Excitement rose in Lazuli. Now,
this
seemed a possibility. Sylph travelers used such carpets back in Abaton, although her father had never allowed her to fly on one.

“Zingaro, you know well enough that all the ones in the empire have been destroyed,” Cinnabar said. “To keep the sylph slaves from escaping.”

“But Princess Lazuli could make one,” Zingaro said, waving a webbed hand.

Lazuli had no idea how, but maybe the others could show her.

“No!” Maestro chirped. “No! No! No! She'd have to…No, she can't. As her subject and representative of the Moonlit Court, I have to insist. Not the princess!”
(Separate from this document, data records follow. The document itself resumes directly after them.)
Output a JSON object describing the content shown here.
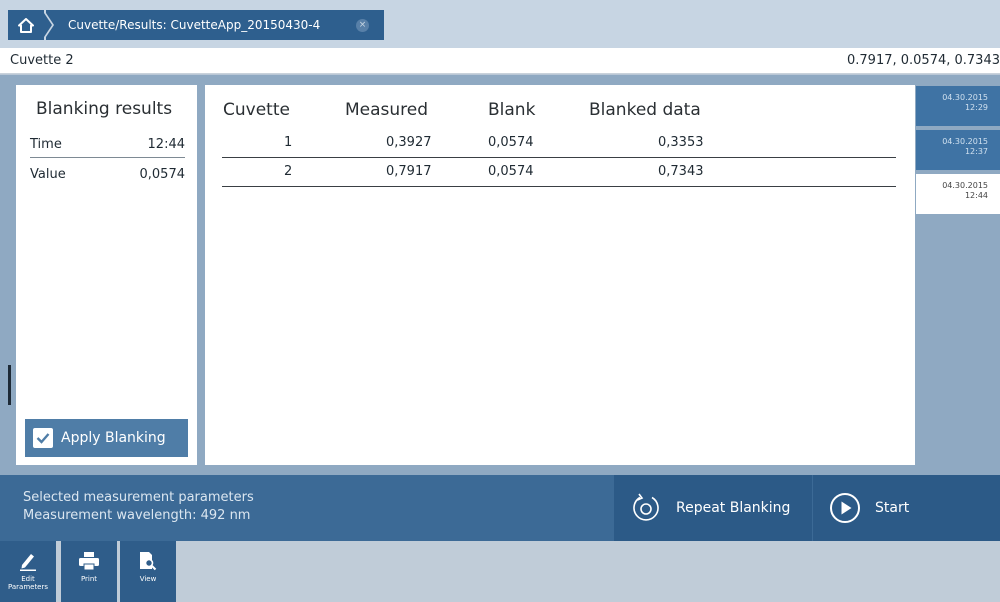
{
  "titlebar": {
    "tab_label": "Cuvette/Results: CuvetteApp_20150430-4",
    "close_glyph": "×"
  },
  "subheader": {
    "cuvette_label": "Cuvette 2",
    "values": "0.7917, 0.0574, 0.7343"
  },
  "blanking": {
    "title": "Blanking results",
    "rows": [
      {
        "key": "Time",
        "value": "12:44"
      },
      {
        "key": "Value",
        "value": "0,0574"
      }
    ],
    "apply_label": "Apply Blanking"
  },
  "table": {
    "headers": [
      "Cuvette",
      "Measured",
      "Blank",
      "Blanked data"
    ],
    "rows": [
      {
        "cuvette": "1",
        "measured": "0,3927",
        "blank": "0,0574",
        "blanked": "0,3353"
      },
      {
        "cuvette": "2",
        "measured": "0,7917",
        "blank": "0,0574",
        "blanked": "0,7343"
      }
    ]
  },
  "history_tabs": [
    {
      "date": "04.30.2015",
      "time": "12:29",
      "active": false
    },
    {
      "date": "04.30.2015",
      "time": "12:37",
      "active": false
    },
    {
      "date": "04.30.2015",
      "time": "12:44",
      "active": true
    }
  ],
  "infobar": {
    "line1": "Selected measurement parameters",
    "line2": "Measurement wavelength: 492 nm",
    "repeat_label": "Repeat Blanking",
    "start_label": "Start"
  },
  "toolbar": {
    "edit_label_1": "Edit",
    "edit_label_2": "Parameters",
    "print_label": "Print",
    "view_label": "View"
  },
  "icons": {
    "home": "home-icon",
    "close": "close-icon",
    "check": "check-icon",
    "repeat": "refresh-icon",
    "start": "play-icon",
    "edit": "pencil-icon",
    "print": "printer-icon",
    "view": "document-search-icon"
  },
  "colors": {
    "accent": "#2e5f8e",
    "panel_bg": "#8fa9c2",
    "info_bar": "#3c6a96"
  }
}
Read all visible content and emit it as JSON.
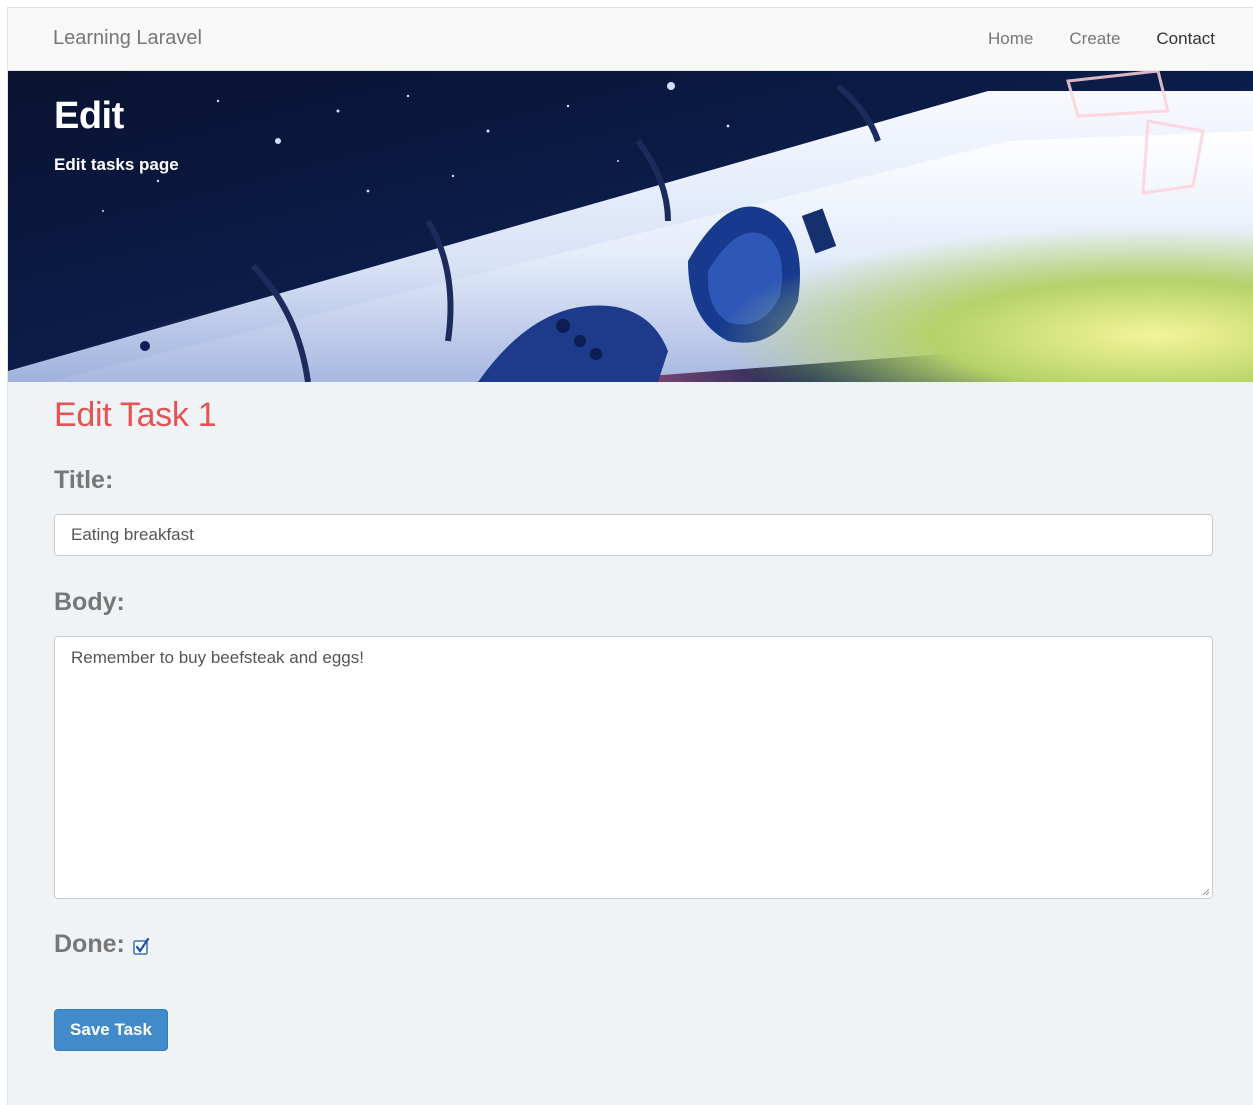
{
  "navbar": {
    "brand": "Learning Laravel",
    "links": [
      {
        "label": "Home",
        "active": false
      },
      {
        "label": "Create",
        "active": false
      },
      {
        "label": "Contact",
        "active": true
      }
    ]
  },
  "hero": {
    "title": "Edit",
    "subtitle": "Edit tasks page",
    "background": "space-shuttle-image"
  },
  "form": {
    "heading": "Edit Task 1",
    "title_label": "Title:",
    "title_value": "Eating breakfast",
    "body_label": "Body:",
    "body_value": "Remember to buy beefsteak and eggs!",
    "done_label": "Done:",
    "done_checked": true,
    "submit_label": "Save Task"
  },
  "colors": {
    "heading": "#e55353",
    "button": "#428bca",
    "label": "#777777",
    "page_background": "#f0f3f6"
  }
}
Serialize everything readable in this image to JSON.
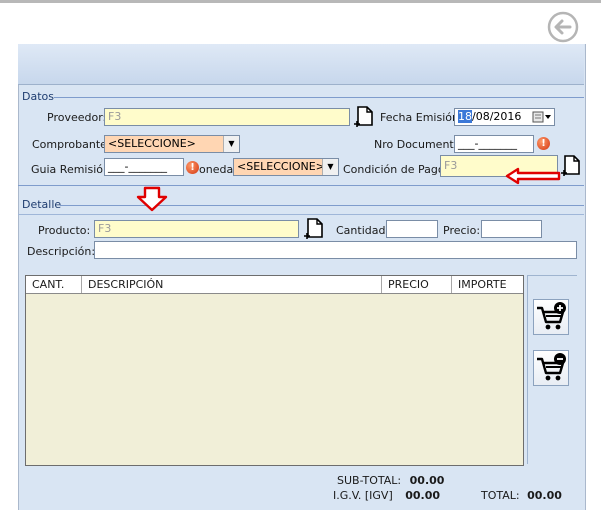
{
  "toolbar": {
    "back_icon": "back-arrow-icon"
  },
  "datos": {
    "title": "Datos",
    "proveedor": {
      "label": "Proveedor:",
      "value": "F3"
    },
    "fecha_emision": {
      "label": "Fecha Emisión:",
      "day": "18",
      "rest": "/08/2016"
    },
    "comprobante": {
      "label": "Comprobante:",
      "value": "<SELECCIONE>"
    },
    "nro_documento": {
      "label": "Nro Documento:",
      "value": "___-_______"
    },
    "guia_remision": {
      "label": "Guia Remisión:",
      "value": "___-_______"
    },
    "moneda": {
      "label": "oneda:",
      "value": "<SELECCIONE>"
    },
    "condicion_pago": {
      "label": "Condición de Pago:",
      "value": "F3"
    }
  },
  "detalle": {
    "title": "Detalle",
    "producto": {
      "label": "Producto:",
      "value": "F3"
    },
    "cantidad": {
      "label": "Cantidad:",
      "value": ""
    },
    "precio": {
      "label": "Precio:",
      "value": ""
    },
    "descripcion": {
      "label": "Descripción:",
      "value": ""
    }
  },
  "grid": {
    "columns": [
      "CANT.",
      "DESCRIPCIÓN",
      "PRECIO",
      "IMPORTE"
    ],
    "rows": []
  },
  "actions": {
    "add_icon": "cart-add-icon",
    "remove_icon": "cart-remove-icon"
  },
  "totals": {
    "subtotal_label": "SUB-TOTAL:",
    "subtotal_value": "00.00",
    "igv_label": "I.G.V. [IGV]",
    "igv_value": "00.00",
    "total_label": "TOTAL:",
    "total_value": "00.00"
  },
  "colors": {
    "panel": "#d9e5f3",
    "readonly_field": "#fffccb",
    "select_field": "#ffd6b3",
    "annotation": "#e00000"
  }
}
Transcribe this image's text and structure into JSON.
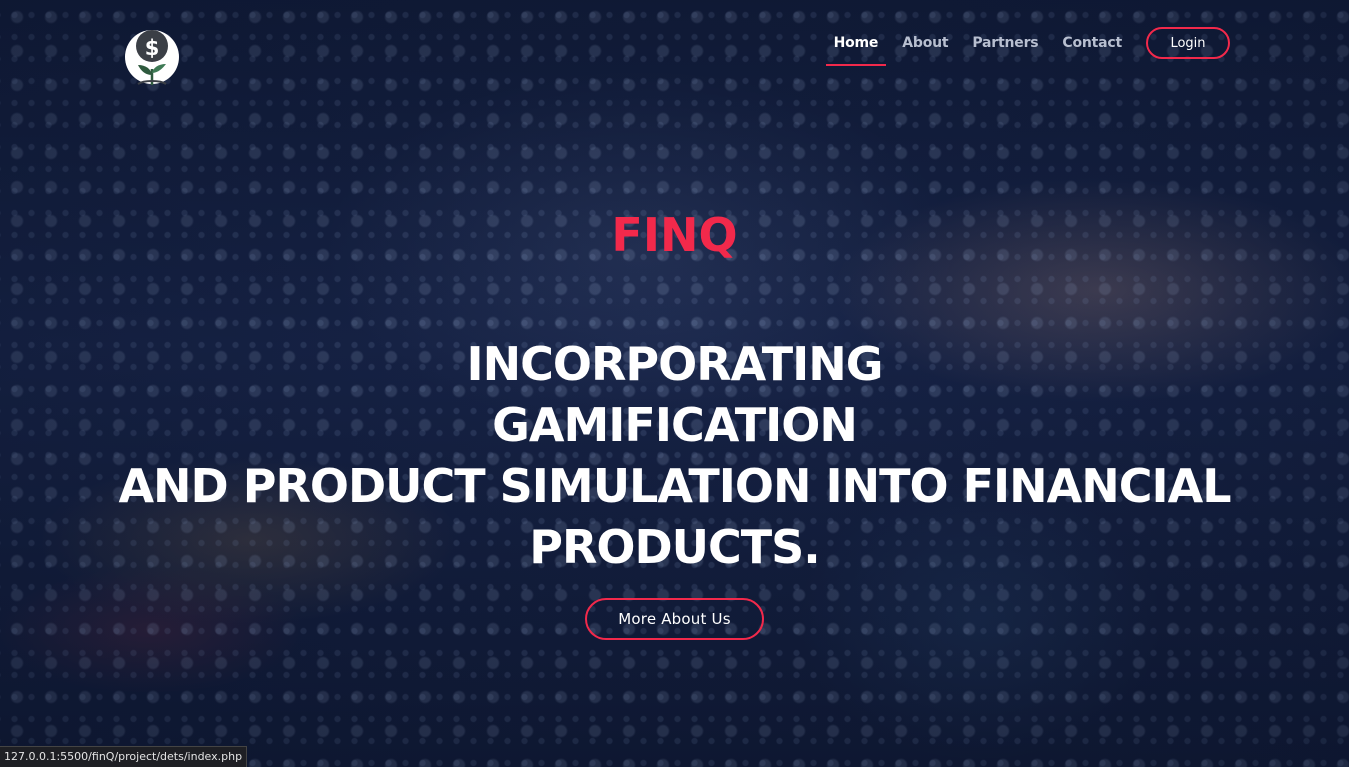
{
  "brand": {
    "logo_icon": "dollar-plant-icon",
    "name": "FINQ"
  },
  "nav": {
    "items": [
      {
        "label": "Home",
        "active": true
      },
      {
        "label": "About",
        "active": false
      },
      {
        "label": "Partners",
        "active": false
      },
      {
        "label": "Contact",
        "active": false
      }
    ],
    "login_label": "Login"
  },
  "hero": {
    "headline_lines": [
      "INCORPORATING",
      "GAMIFICATION",
      "AND PRODUCT SIMULATION INTO FINANCIAL",
      "PRODUCTS."
    ],
    "cta_label": "More About Us"
  },
  "status_bar": {
    "url": "127.0.0.1:5500/finQ/project/dets/index.php"
  },
  "colors": {
    "accent": "#f2294b",
    "text": "#ffffff",
    "nav_inactive": "#b8bfd0",
    "background": "#111c3a"
  }
}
“Why couldn't I?” she demanded.

“Well…do you know how they're made, Your Highness?” Cinnabar asked, tapping his yellow fingers together uneasily.

“No,” Lazuli replied.

“It requires weaving a sylph's hair into the fabric,” Cinnabar said. “Sylphs here in the empire are required by law to keep their hair long. If a sylph slave is found to have cut their hair, it's assumed they have done so to try to make a carpet in order to escape. They risk arrest or worse.”

“I'm not a sylph slave.”

“Of course you aren't, Your Highness,” Cinnabar said. “What I mean is…you'd have to cut off all your hair. It wouldn't be proper for the daughter of His Immortal Lordship of Abaton to—”

Lazuli drew her sword. She had gone halfway across the Venetian Empire and back trying to rescue her father. She had faced Flying Lions and mad airmen. She wasn't going to let something like an unseemly haircut stand in her way now.